Lakers' Top Trade Priorities Entering 2022December 30, 2021
Lakers' Top Trade Priorities Entering 2022
The Los Angeles Lakers might be the biggest disappointment of the 2021-22 NBA season.
Dubbed preseason favorites in the Western Conference by oddsmakers, they instead find themselves seventh in the conference standings—and arguably lucky they don't rank even lower, since they're a game under .500 through 35 contests.
Normally, a disappointment of this magnitude might lead to a flurry of trade activity, but that probably isn't in the cards for the Lakers. They're light on both trade chips and movable, significant contracts, especially if they aren't interested (as they shouldn't be) in the nuclear option of an Anthony Davis megadeal.
Having said that, the Lakers are surely on the hunt for upgrades, and they should have enough pieces to get something done. When vice president of basketball operations Rob Pelinka maps out his trade plans, the following three areas should be primary points of focus.

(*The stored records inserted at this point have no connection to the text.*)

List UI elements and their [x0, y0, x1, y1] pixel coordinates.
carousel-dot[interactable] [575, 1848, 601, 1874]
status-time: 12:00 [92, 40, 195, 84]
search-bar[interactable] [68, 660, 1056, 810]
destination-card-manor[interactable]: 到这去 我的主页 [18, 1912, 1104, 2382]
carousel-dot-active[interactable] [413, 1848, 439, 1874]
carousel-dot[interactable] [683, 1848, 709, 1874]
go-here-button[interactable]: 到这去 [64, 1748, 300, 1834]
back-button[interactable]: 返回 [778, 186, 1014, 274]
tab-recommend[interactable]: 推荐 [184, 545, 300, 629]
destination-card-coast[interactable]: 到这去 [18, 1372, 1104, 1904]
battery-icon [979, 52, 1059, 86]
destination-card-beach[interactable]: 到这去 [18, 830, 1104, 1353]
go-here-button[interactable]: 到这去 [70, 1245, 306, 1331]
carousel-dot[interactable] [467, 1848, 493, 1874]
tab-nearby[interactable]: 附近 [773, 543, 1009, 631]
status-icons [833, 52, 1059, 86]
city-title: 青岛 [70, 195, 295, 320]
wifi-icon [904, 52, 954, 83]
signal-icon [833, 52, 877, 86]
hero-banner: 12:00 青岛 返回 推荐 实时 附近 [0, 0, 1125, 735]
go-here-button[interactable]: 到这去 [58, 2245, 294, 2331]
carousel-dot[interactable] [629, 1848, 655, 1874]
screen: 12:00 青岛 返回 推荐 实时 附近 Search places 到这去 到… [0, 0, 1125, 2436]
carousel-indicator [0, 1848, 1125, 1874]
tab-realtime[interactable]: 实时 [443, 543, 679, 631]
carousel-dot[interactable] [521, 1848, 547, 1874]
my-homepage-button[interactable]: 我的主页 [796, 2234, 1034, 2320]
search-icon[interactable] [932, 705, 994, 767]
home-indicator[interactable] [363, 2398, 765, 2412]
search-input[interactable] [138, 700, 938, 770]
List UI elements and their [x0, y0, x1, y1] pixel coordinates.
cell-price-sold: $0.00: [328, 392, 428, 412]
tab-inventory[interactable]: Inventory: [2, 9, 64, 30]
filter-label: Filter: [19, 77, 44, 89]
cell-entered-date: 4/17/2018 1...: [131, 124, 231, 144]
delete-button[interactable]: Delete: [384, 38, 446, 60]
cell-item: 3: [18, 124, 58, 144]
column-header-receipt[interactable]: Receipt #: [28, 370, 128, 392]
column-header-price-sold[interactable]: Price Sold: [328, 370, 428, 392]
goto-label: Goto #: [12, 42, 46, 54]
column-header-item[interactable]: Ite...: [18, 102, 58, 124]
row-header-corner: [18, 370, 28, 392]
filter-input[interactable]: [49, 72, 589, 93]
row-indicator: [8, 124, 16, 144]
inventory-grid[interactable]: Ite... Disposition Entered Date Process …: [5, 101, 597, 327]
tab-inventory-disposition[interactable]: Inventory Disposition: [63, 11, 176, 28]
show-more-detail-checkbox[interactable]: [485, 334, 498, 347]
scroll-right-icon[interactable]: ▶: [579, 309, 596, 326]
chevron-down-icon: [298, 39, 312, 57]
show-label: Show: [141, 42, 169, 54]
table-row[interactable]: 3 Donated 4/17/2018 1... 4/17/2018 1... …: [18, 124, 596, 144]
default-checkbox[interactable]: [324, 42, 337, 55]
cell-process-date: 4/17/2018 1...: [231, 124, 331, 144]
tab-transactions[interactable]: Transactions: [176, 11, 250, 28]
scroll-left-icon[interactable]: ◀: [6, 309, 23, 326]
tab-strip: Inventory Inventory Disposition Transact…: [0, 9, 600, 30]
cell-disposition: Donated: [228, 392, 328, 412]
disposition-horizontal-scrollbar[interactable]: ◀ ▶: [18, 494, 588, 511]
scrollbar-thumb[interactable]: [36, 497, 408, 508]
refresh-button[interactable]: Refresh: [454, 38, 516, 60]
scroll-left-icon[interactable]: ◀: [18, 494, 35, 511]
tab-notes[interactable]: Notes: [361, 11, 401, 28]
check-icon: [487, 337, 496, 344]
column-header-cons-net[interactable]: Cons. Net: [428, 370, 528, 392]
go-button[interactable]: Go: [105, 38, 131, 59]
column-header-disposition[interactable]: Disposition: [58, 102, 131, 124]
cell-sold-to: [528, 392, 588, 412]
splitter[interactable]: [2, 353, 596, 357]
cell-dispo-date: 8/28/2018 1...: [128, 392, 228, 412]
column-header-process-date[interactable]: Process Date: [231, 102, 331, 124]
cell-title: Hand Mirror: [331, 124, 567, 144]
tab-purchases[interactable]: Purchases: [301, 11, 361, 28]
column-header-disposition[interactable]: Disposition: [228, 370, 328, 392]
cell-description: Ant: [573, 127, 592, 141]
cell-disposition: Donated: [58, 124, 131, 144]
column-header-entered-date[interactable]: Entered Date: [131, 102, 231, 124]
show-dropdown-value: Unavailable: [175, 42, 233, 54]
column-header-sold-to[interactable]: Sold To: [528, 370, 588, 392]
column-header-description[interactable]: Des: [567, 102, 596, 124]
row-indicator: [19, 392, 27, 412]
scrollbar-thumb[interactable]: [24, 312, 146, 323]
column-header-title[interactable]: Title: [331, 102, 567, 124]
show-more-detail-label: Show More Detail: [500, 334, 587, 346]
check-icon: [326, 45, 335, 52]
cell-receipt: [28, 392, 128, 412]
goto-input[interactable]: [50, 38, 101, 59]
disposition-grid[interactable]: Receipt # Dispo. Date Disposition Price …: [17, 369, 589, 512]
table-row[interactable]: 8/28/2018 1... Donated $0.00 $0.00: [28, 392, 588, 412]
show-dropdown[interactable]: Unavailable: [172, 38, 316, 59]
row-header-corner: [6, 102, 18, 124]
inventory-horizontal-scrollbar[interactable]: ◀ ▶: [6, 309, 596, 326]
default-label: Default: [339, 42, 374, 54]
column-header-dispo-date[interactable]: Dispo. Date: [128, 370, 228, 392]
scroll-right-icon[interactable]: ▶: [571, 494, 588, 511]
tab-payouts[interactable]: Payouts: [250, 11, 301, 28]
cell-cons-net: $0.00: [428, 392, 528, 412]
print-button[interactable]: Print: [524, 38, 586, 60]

Last season, the Lakers had the league's most efficient defense. Entering Wednesday, they've dropped to 12th in the category. What happened?
"They're old, and they can't stay in front of anyone," a rival assistant coach told Dan Woike of the Los Angeles Times.
L.A.'s offseason overhaul had a clear focus on the offensive end, and its defense is paying the price. With Alex Caruso, Kentavious Caldwell-Pope and Kyle Kuzma hooping elsewhere, the Lakers' top perimeter defender is now...well-past-his-prime Avery Bradley? Thirty-seven-year-old LeBron James? Out-of-the-rotation Kent Bazemore? Still-figuring-it-out Talen Horton-Tucker?
There's just not much to be excited about here, regardless if you're talking point-of-attack stoppers or wing defenders. The Lakers desperately need an upgrade, which explains their (wildly ambitious) reported interest in Jerami Grant and Ben Simmons, per The Athletic's Shams Charania.
The Lakers have never surrounded James with the level of shooting he thrived with on the Miami Heat and Cleveland Cavaliers. In fact, their offseason move to add Russell Westbrook basically sent them the opposite direction.
They have a few shooting threats—Carmelo Anthony, Wayne Ellington, Malik Monk—but they all come attached with deficiencies that limit their playing time. Anthony and Ellington are offensive specialists. Monk has an unpredictable streakiness in all layers of his game.
Remove those three from the equation, and defenses just don't have much to worry about with L.A.'s long-range attack. James is adequate. Westbrook is below-average. Davis is basically a non-shooter at this point. Avery Bradley and Austin Reaves have decent percentages, but both lack volume.
Collectively, the Lakers land among the league's bottom-half in threes, three-point attempts and three-point percentage.
Give any team the Lakers' level of injury and illness issues, and it would surely expose some problems with depth.
But L.A. didn't need this run of misfortune to know it was light on forwards.
If Davis' playoff minutes will come mostly at center, as they usually do, there are effectively three forwards on the roster: James, Anthony and Trevor Ariza. The latter is the youngest of that trio at 36 years old.
Giving this group another usable player—preferably one who defends—should be an obvious move, if for no other reason than to have an insurance policy behind three late-30-somethings. Staying in the frontcourt, a floor-spacing center should land somewhere on the wish list to give head coach Frank Vogel more flexibility with his lineups.